Concerns for abundant harvests and victory in war led the Shang elite to
put great stock in the predictions provided by the shamans, priests who
performed oracular rituals. Warriors about to go into battle, officials
embarking on long journeys, or families negotiating marriage alliances
routinely consulted the shamans to ensure that their enterprises would turn
out well. This reliance on the shamans strongly influenced beliefs and
behavior in the Shang era. The actual procedures followed by the shamans also
gave rise to perhaps the single most important element in Chinese culture -
writing.

As in pre-Shang times, oracles made their prognostications on the basis
of "readings" taken from animal bones or tortoise shells. Each of the bones or
shells was drilled with a hole and touched by a red-hot iron poker. The bones
or shells then cracked and the patterns of cracks were then interpreted by the
shaman. Gradually the practice evolved of inscribing the bones and shells with
painted designs that became part of the patterns the shamans "read." Over
time, these designs became standardized and came to form the basis for an
ideographic - relating to graphic symbols - written Chinese language.

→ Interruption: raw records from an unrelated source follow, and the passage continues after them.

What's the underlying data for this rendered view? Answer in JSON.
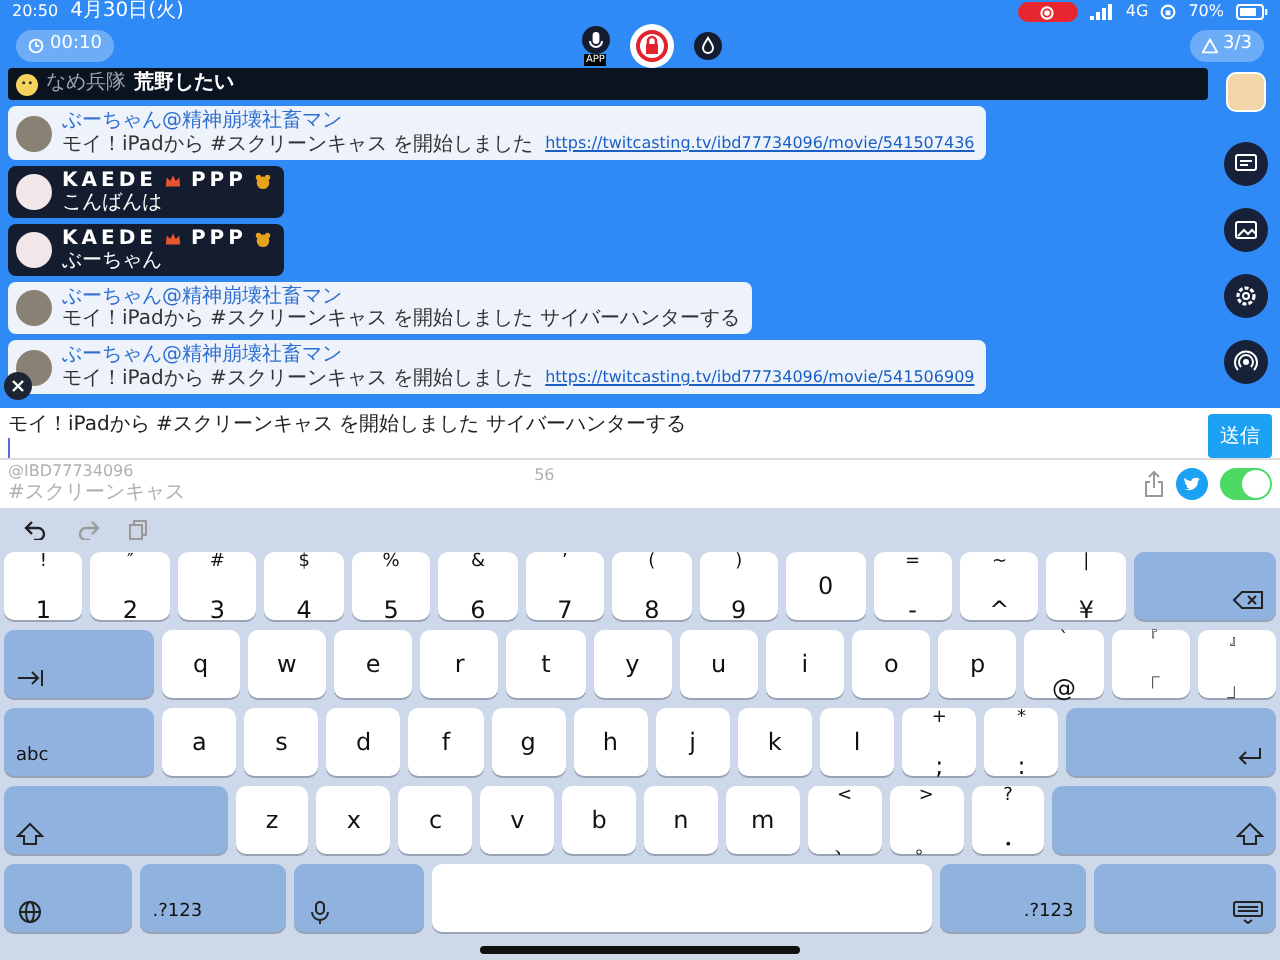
{
  "status_bar": {
    "time": "20:50",
    "date": "4月30日(火)",
    "network": "4G",
    "battery": "70%"
  },
  "stream_controls": {
    "timer": "00:10",
    "mic_label": "APP",
    "viewers": "3/3"
  },
  "pinned_comment": {
    "user": "なめ兵隊",
    "text": "荒野したい"
  },
  "comments": [
    {
      "kind": "light",
      "name": "ぶーちゃん@精神崩壊社畜マン",
      "text": "モイ！iPadから #スクリーンキャス を開始しました",
      "link": "https://twitcasting.tv/ibd77734096/movie/541507436"
    },
    {
      "kind": "dark",
      "name": "KAEDE",
      "name_suffix": "PPP",
      "text": "こんばんは"
    },
    {
      "kind": "dark",
      "name": "KAEDE",
      "name_suffix": "PPP",
      "text": "ぶーちゃん"
    },
    {
      "kind": "light",
      "name": "ぶーちゃん@精神崩壊社畜マン",
      "text": "モイ！iPadから #スクリーンキャス を開始しました サイバーハンターする"
    },
    {
      "kind": "light",
      "name": "ぶーちゃん@精神崩壊社畜マン",
      "text": "モイ！iPadから #スクリーンキャス を開始しました",
      "link": "https://twitcasting.tv/ibd77734096/movie/541506909"
    }
  ],
  "comment_form": {
    "value": "モイ！iPadから #スクリーンキャス を開始しました サイバーハンターする",
    "send_button": "送信",
    "account": "@IBD77734096",
    "char_count": "56",
    "hashtag": "#スクリーンキャス",
    "tweet_toggle": {
      "on": true
    }
  },
  "keyboard": {
    "rows": [
      [
        {
          "kind": "char",
          "top": "!",
          "main": "1"
        },
        {
          "kind": "char",
          "top": "″",
          "main": "2"
        },
        {
          "kind": "char",
          "top": "#",
          "main": "3"
        },
        {
          "kind": "char",
          "top": "$",
          "main": "4"
        },
        {
          "kind": "char",
          "top": "%",
          "main": "5"
        },
        {
          "kind": "char",
          "top": "&",
          "main": "6"
        },
        {
          "kind": "char",
          "top": "’",
          "main": "7"
        },
        {
          "kind": "char",
          "top": "(",
          "main": "8"
        },
        {
          "kind": "char",
          "top": ")",
          "main": "9"
        },
        {
          "kind": "char",
          "main": "0"
        },
        {
          "kind": "char",
          "top": "=",
          "main": "-"
        },
        {
          "kind": "char",
          "top": "~",
          "main": "^"
        },
        {
          "kind": "char",
          "top": "|",
          "main": "¥"
        },
        {
          "kind": "delete"
        }
      ],
      [
        {
          "kind": "tab"
        },
        {
          "kind": "char",
          "main": "q"
        },
        {
          "kind": "char",
          "main": "w"
        },
        {
          "kind": "char",
          "main": "e"
        },
        {
          "kind": "char",
          "main": "r"
        },
        {
          "kind": "char",
          "main": "t"
        },
        {
          "kind": "char",
          "main": "y"
        },
        {
          "kind": "char",
          "main": "u"
        },
        {
          "kind": "char",
          "main": "i"
        },
        {
          "kind": "char",
          "main": "o"
        },
        {
          "kind": "char",
          "main": "p"
        },
        {
          "kind": "char",
          "top": "`",
          "main": "@"
        },
        {
          "kind": "char",
          "top": "『",
          "main": "「"
        },
        {
          "kind": "char",
          "top": "』",
          "main": "」"
        }
      ],
      [
        {
          "kind": "mode",
          "label": "abc"
        },
        {
          "kind": "char",
          "main": "a"
        },
        {
          "kind": "char",
          "main": "s"
        },
        {
          "kind": "char",
          "main": "d"
        },
        {
          "kind": "char",
          "main": "f"
        },
        {
          "kind": "char",
          "main": "g"
        },
        {
          "kind": "char",
          "main": "h"
        },
        {
          "kind": "char",
          "main": "j"
        },
        {
          "kind": "char",
          "main": "k"
        },
        {
          "kind": "char",
          "main": "l"
        },
        {
          "kind": "char",
          "top": "+",
          "main": ";"
        },
        {
          "kind": "char",
          "top": "*",
          "main": ":"
        },
        {
          "kind": "return"
        }
      ],
      [
        {
          "kind": "shift"
        },
        {
          "kind": "char",
          "main": "z"
        },
        {
          "kind": "char",
          "main": "x"
        },
        {
          "kind": "char",
          "main": "c"
        },
        {
          "kind": "char",
          "main": "v"
        },
        {
          "kind": "char",
          "main": "b"
        },
        {
          "kind": "char",
          "main": "n"
        },
        {
          "kind": "char",
          "main": "m"
        },
        {
          "kind": "char",
          "top": "<",
          "main": "、"
        },
        {
          "kind": "char",
          "top": ">",
          "main": "。"
        },
        {
          "kind": "char",
          "top": "?",
          "main": "・"
        },
        {
          "kind": "shift"
        }
      ],
      [
        {
          "kind": "globe"
        },
        {
          "kind": "mode",
          "label": ".?123"
        },
        {
          "kind": "mic"
        },
        {
          "kind": "space"
        },
        {
          "kind": "mode",
          "label": ".?123"
        },
        {
          "kind": "hide"
        }
      ]
    ]
  }
}
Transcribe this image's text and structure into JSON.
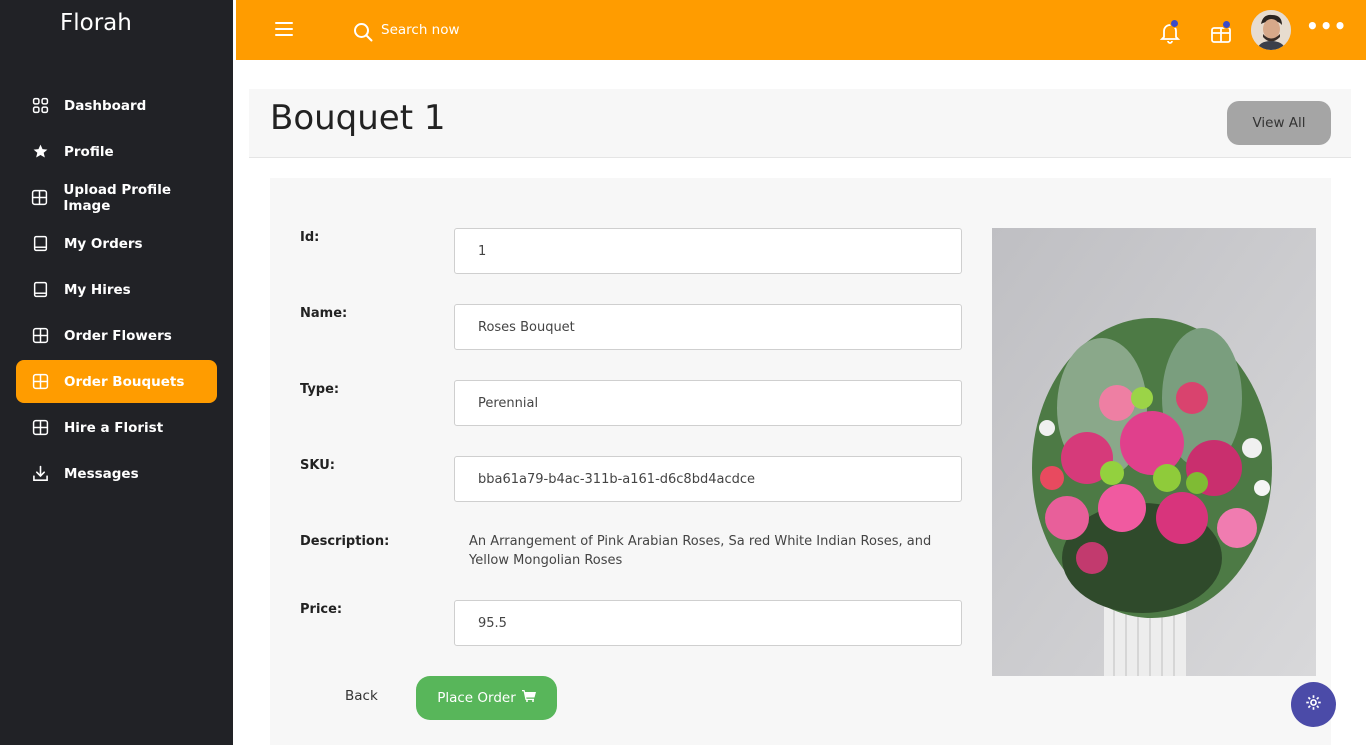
{
  "brand": "Florah",
  "sidebar": {
    "items": [
      {
        "label": "Dashboard",
        "icon": "grid-icon"
      },
      {
        "label": "Profile",
        "icon": "star-icon"
      },
      {
        "label": "Upload Profile Image",
        "icon": "plus-square-icon"
      },
      {
        "label": "My Orders",
        "icon": "book-icon"
      },
      {
        "label": "My Hires",
        "icon": "book-icon"
      },
      {
        "label": "Order Flowers",
        "icon": "plus-square-icon"
      },
      {
        "label": "Order Bouquets",
        "icon": "plus-square-icon",
        "active": true
      },
      {
        "label": "Hire a Florist",
        "icon": "plus-square-icon"
      },
      {
        "label": "Messages",
        "icon": "download-icon"
      }
    ]
  },
  "topbar": {
    "search_placeholder": "Search now",
    "accent_color": "#ff9c00",
    "badge_color": "#3a4bc9"
  },
  "header": {
    "title": "Bouquet 1",
    "view_all_label": "View All"
  },
  "form": {
    "id_label": "Id:",
    "id_value": "1",
    "name_label": "Name:",
    "name_value": "Roses Bouquet",
    "type_label": "Type:",
    "type_value": "Perennial",
    "sku_label": "SKU:",
    "sku_value": "bba61a79-b4ac-311b-a161-d6c8bd4acdce",
    "description_label": "Description:",
    "description_value": "An Arrangement of Pink Arabian Roses, Sa red White Indian Roses, and Yellow Mongolian Roses",
    "price_label": "Price:",
    "price_value": "95.5"
  },
  "actions": {
    "back_label": "Back",
    "place_order_label": "Place Order"
  }
}
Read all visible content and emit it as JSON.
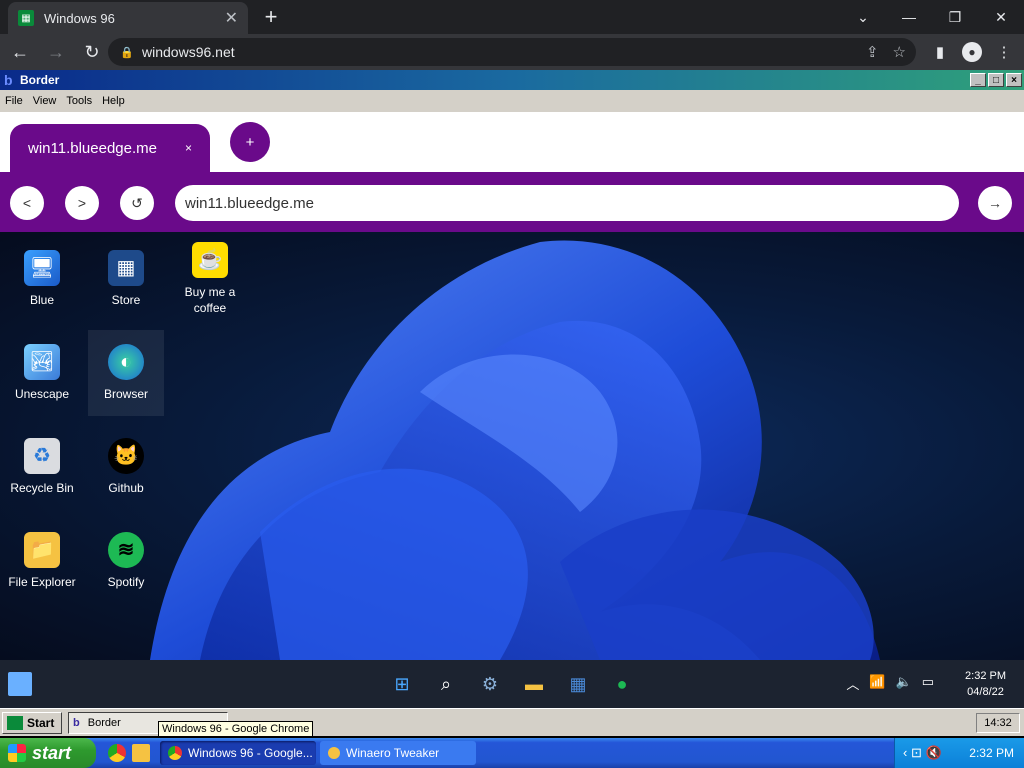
{
  "chrome": {
    "tab_title": "Windows 96",
    "tab_close": "✕",
    "new_tab": "+",
    "window_controls": [
      "⌄",
      "—",
      "❐",
      "✕"
    ],
    "url": "windows96.net"
  },
  "w96_window": {
    "title": "Border",
    "menu": [
      "File",
      "View",
      "Tools",
      "Help"
    ]
  },
  "blueedge": {
    "tab_title": "win11.blueedge.me",
    "tab_close": "×",
    "new_tab": "+",
    "url": "win11.blueedge.me",
    "back": "<",
    "forward": ">",
    "reload": "↺",
    "go": "→"
  },
  "desktop": {
    "icons": [
      {
        "label": "Blue"
      },
      {
        "label": "Store"
      },
      {
        "label": "Buy me a coffee"
      },
      {
        "label": "Unescape"
      },
      {
        "label": "Browser"
      },
      {
        "label": "Recycle Bin"
      },
      {
        "label": "Github"
      },
      {
        "label": "File Explorer"
      },
      {
        "label": "Spotify"
      }
    ]
  },
  "win11_taskbar": {
    "time": "2:32 PM",
    "date": "04/8/22"
  },
  "w96_taskbar": {
    "start": "Start",
    "task": "Border",
    "tooltip": "Windows 96 - Google Chrome",
    "clock": "14:32"
  },
  "xp_taskbar": {
    "start": "start",
    "tasks": [
      "Windows 96 - Google...",
      "Winaero Tweaker"
    ],
    "time": "2:32 PM"
  },
  "colors": {
    "accent": "#6a0a8a",
    "xp_blue": "#2456d8"
  }
}
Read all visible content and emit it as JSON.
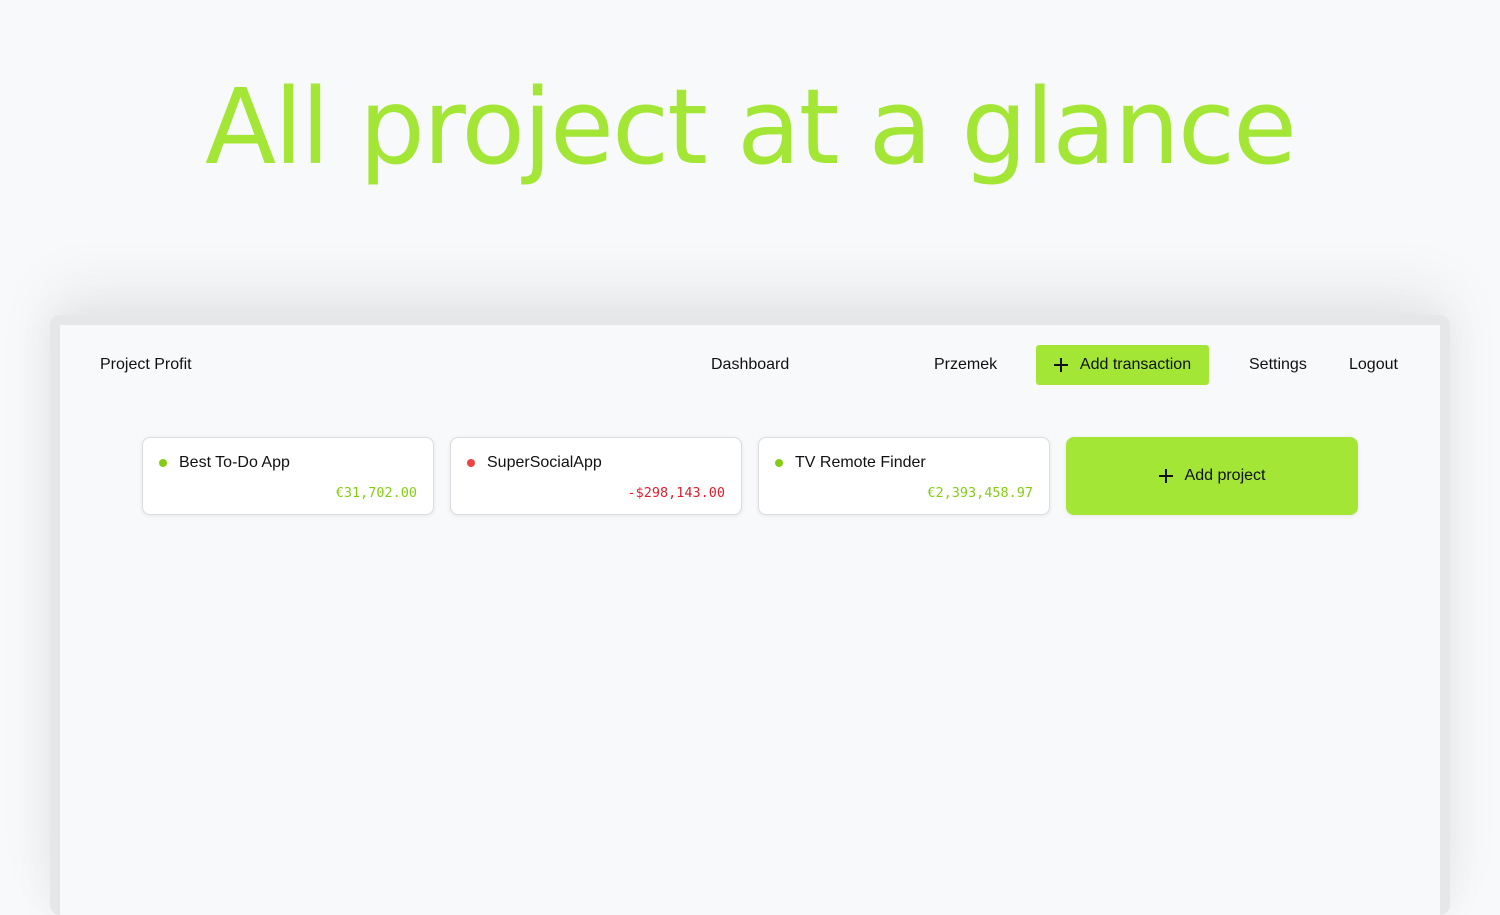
{
  "hero": {
    "title": "All project at a glance"
  },
  "nav": {
    "brand": "Project Profit",
    "dashboard": "Dashboard",
    "user": "Przemek",
    "add_transaction": "Add transaction",
    "settings": "Settings",
    "logout": "Logout"
  },
  "projects": [
    {
      "name": "Best To-Do App",
      "amount": "€31,702.00",
      "status": "positive"
    },
    {
      "name": "SuperSocialApp",
      "amount": "-$298,143.00",
      "status": "negative"
    },
    {
      "name": "TV Remote Finder",
      "amount": "€2,393,458.97",
      "status": "positive"
    }
  ],
  "add_project": {
    "label": "Add project"
  },
  "colors": {
    "accent": "#a3e635",
    "positive": "#84cc16",
    "negative": "#ef4444",
    "positive_text": "#84cc16",
    "negative_text": "#e11d2b"
  },
  "icons": {
    "add_transaction": "plus-icon",
    "add_project": "plus-icon",
    "status": "status-dot-icon"
  }
}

The development of writing became the key to Chinese identity and the
growth of civilization in China. The many and diverse peoples of the loess
region and the north China plain spoke a bewildering variety of languages that
were often mutually unintelligible from one group to the next. They were
surrounded by nomadic herders on the north and shifting cultivators to the
south, whose contacts with and movements into the loess zone further
complicated the linguistic muddle. But the written language that developed
made communications possible between the educated elites of many of these
peoples.

Like the hieroglyphics of the ancient Egyptians, early Chinese characters
were pictographic. Thus, they readily conveyed the ideas they were intended to
express. The original character for the sun, for example, was a circle with a
dot in the center, while the character for a tree was a single tree and a
forest was a set of three tree characters. Combinations of characters made it
possible for the Chinese literati to convey increasingly complex ideas. The
character for emperor, for example, combined elements of the ideographs for
king, heaven, earth, and harmony.

Over time the number of characters has increased substantially. By the
end of the Shang period, there were an estimated 3000 characters. A
well-educated scholar in the modern era would need to master some 8000
characters. The way they are written has also changed significantly. The
character for the sun, for example, has been modernized.

Originally the characters were carved into bones or bronze vessels rather
than written. Bones and shells gradually gave way to bamboo slips, silk
scrolls, and wooden plates, and they in turn were supplanted in the 1st
century A.D. by paper (another critical Chinese invention). An assortment of
fine brushes and inks were developed to "paint" the characters, which in later
periods became a major mode of artistic expression.

Use of the increasingly standardized and more sophisticated characters
provided the bond that gave growing numbers of the peoples of the loess zone a
common identity. This sense of identity was felt most keenly by the elite
groups that monopolized the use of the characters, but eventually thetsense of
identity filtered down to the cultivating and artisan classes. After centuries
of use, the characters gave the Chinese a powerful sense of continuity in time
and space. With the persistence and growth of this identity, the Chinese
people entered history for the first time. Increasingly distinct from the many
nomadic herders and shifting cultivators with whom they continued to war,
trade, and intermarry, the Chinese used their written language to build the
educational and bureaucratic systems that would become the hallmarks of
humankind's most extensive and enduring civilization.